The 113th Congress Should Reauthorize or Extend the Ryan White Care Act
Turning the Tide Together was the theme of the International AIDS Conference in Washington DC in July 2012. The key message from AIDS 2012 was that ending the HIV epidemic is with reach, but only if we are able to scale-up and focus our resources and efforts effectively. Access to treatment and care is vitally important and the full implementation of the health reform law passed in 2010, the Patient Protection and Affordable Care Act (ACA), will provide vitally important and much needed services. However, it will not eliminate the need for the Ryan White Care Act.
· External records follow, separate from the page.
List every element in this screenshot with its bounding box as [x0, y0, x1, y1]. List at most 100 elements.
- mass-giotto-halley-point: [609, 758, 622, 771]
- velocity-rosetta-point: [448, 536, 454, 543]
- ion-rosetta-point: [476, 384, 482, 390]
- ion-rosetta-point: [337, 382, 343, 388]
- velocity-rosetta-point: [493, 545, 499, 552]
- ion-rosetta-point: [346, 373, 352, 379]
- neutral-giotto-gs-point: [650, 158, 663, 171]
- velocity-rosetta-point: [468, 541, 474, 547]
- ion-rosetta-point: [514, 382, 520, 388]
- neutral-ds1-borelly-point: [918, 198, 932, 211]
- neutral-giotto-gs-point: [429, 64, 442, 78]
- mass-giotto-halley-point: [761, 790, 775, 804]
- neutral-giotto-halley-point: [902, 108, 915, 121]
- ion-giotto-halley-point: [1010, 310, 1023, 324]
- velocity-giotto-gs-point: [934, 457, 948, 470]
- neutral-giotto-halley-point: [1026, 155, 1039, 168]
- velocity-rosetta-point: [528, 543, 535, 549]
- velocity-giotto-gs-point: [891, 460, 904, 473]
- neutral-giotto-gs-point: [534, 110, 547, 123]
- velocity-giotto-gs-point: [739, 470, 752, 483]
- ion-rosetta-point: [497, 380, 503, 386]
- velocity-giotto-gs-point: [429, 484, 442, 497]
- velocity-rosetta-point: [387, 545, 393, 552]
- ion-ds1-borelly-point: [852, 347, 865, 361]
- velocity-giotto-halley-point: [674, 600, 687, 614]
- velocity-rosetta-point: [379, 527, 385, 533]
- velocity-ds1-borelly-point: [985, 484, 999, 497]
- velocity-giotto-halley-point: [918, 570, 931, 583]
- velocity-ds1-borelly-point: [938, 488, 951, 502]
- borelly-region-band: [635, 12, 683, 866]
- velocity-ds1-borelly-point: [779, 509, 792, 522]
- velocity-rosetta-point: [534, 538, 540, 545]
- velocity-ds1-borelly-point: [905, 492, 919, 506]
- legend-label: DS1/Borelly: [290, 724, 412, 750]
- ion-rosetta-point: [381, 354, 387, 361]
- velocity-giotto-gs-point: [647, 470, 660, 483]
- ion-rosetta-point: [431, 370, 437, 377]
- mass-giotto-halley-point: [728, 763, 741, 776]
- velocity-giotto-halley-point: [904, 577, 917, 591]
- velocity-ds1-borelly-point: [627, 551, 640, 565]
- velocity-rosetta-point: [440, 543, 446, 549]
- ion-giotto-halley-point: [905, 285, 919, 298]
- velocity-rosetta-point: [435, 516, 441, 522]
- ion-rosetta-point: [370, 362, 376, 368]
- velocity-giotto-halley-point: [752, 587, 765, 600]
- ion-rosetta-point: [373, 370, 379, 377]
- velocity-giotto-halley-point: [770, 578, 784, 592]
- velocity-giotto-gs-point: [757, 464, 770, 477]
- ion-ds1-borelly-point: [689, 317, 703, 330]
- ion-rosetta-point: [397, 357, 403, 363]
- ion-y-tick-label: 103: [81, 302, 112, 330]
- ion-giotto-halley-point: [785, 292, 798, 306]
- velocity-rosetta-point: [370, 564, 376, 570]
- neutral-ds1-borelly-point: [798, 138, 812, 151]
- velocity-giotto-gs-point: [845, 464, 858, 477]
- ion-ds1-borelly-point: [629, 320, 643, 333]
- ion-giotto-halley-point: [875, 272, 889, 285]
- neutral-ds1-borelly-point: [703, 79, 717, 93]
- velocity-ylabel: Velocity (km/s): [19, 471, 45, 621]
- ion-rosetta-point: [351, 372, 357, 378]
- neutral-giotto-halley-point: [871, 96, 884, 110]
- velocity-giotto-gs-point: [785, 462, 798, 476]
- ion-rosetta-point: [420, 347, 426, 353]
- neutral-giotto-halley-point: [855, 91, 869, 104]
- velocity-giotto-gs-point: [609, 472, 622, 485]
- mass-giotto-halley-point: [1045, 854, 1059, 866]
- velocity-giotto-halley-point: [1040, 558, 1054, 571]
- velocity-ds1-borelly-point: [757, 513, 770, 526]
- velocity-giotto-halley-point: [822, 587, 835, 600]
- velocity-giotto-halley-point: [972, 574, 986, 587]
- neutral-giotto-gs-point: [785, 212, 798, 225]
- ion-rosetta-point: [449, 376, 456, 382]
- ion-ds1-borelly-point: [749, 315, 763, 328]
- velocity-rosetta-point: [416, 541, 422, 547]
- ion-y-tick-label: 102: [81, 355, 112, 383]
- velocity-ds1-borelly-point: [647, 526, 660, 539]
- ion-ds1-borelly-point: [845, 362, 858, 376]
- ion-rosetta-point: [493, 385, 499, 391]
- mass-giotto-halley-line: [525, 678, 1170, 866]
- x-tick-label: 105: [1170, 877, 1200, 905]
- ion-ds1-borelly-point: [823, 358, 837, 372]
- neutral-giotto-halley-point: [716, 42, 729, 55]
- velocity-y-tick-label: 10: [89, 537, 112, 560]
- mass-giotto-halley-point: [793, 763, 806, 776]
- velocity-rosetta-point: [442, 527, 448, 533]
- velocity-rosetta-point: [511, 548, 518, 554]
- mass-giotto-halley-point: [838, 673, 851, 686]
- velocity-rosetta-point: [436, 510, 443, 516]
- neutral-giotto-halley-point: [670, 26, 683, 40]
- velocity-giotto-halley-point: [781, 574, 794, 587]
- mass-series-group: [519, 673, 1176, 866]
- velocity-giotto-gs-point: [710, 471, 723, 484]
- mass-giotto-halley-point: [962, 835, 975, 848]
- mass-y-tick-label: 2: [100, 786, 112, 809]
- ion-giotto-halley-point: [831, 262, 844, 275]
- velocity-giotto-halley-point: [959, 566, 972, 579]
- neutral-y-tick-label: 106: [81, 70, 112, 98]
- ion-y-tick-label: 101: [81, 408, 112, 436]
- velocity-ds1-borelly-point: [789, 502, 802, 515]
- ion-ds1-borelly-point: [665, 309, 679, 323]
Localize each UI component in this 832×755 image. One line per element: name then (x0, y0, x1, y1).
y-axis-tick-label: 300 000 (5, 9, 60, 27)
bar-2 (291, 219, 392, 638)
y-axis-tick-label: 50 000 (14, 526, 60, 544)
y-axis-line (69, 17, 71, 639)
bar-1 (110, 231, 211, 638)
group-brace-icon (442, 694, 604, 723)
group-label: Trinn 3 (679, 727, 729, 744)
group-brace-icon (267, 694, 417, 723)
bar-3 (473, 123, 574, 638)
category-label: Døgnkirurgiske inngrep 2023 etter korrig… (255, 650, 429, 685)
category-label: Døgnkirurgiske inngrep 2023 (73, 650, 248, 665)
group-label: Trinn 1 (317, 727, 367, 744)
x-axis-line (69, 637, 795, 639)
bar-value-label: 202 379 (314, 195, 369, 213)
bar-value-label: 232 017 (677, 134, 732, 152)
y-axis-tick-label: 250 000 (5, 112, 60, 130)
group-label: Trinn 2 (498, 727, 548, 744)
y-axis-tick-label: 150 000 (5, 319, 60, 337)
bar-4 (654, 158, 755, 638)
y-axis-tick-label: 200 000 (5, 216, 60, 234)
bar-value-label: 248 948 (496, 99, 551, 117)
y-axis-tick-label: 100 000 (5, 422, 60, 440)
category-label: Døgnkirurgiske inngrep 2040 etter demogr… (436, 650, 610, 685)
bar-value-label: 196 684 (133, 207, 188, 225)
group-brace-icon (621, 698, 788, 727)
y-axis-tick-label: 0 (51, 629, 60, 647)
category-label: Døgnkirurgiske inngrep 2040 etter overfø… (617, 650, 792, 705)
The Ryan White Care Act is a federal program designed specifically for the care and treatment and support programs for people with HIV/AIDS in the United States. is a “payer of last resort” program and provides coverage, care, and treatment, for those who have no other source of coverage or face coverage limits. The program has been reauthorized four times since it was first enacted by Congress in 1990. The third largest source of federal funding for HIV care (after Medicare and Medicaid), Ryan White reaches more than 500,000 people each year. It is subject to Congressional appropriations and some states and localities also provide funding to their Ryan White services. The Ryan White Care Act is due to be reauthorized in 2013, but it also possible for Congress to extend the program because the sunset clause was removed when it was last reauthorized (2009).
Starting in 2014 thousands of Ryan White patients who previously received care and treatment through the Ryan White program will begin to receive coverage through other programs created under the ACA. A majority will become part of the new Medicaid expansion; another portion is likely to gain coverage through the State Insurance Exchanges and the new state Pre-Existing Condition Plans (PCIPs).
Most of the provisions of the ACA do not take effect until 2014, and their overall effects of ACA implementation will not become clear until sometime after that. Because Ryan White is a “payer of last resort” program, those patients who will have access to the new programs must use them first. However, since the states will have significant flexibility in establishing the new programs, some former Ryan White patients will end up with insufficient benefits, inadequate access to medications, or possibly even less than adequate access to care. They may also see new or increased co-pays, deductibles, or other cost-sharing that is outside their ability to pay. This means that Ryan White will need to be their safety net after 2014. Ryan White will need to be modified so that it effectively wraps around the ACA and all patients are able to access the services they need.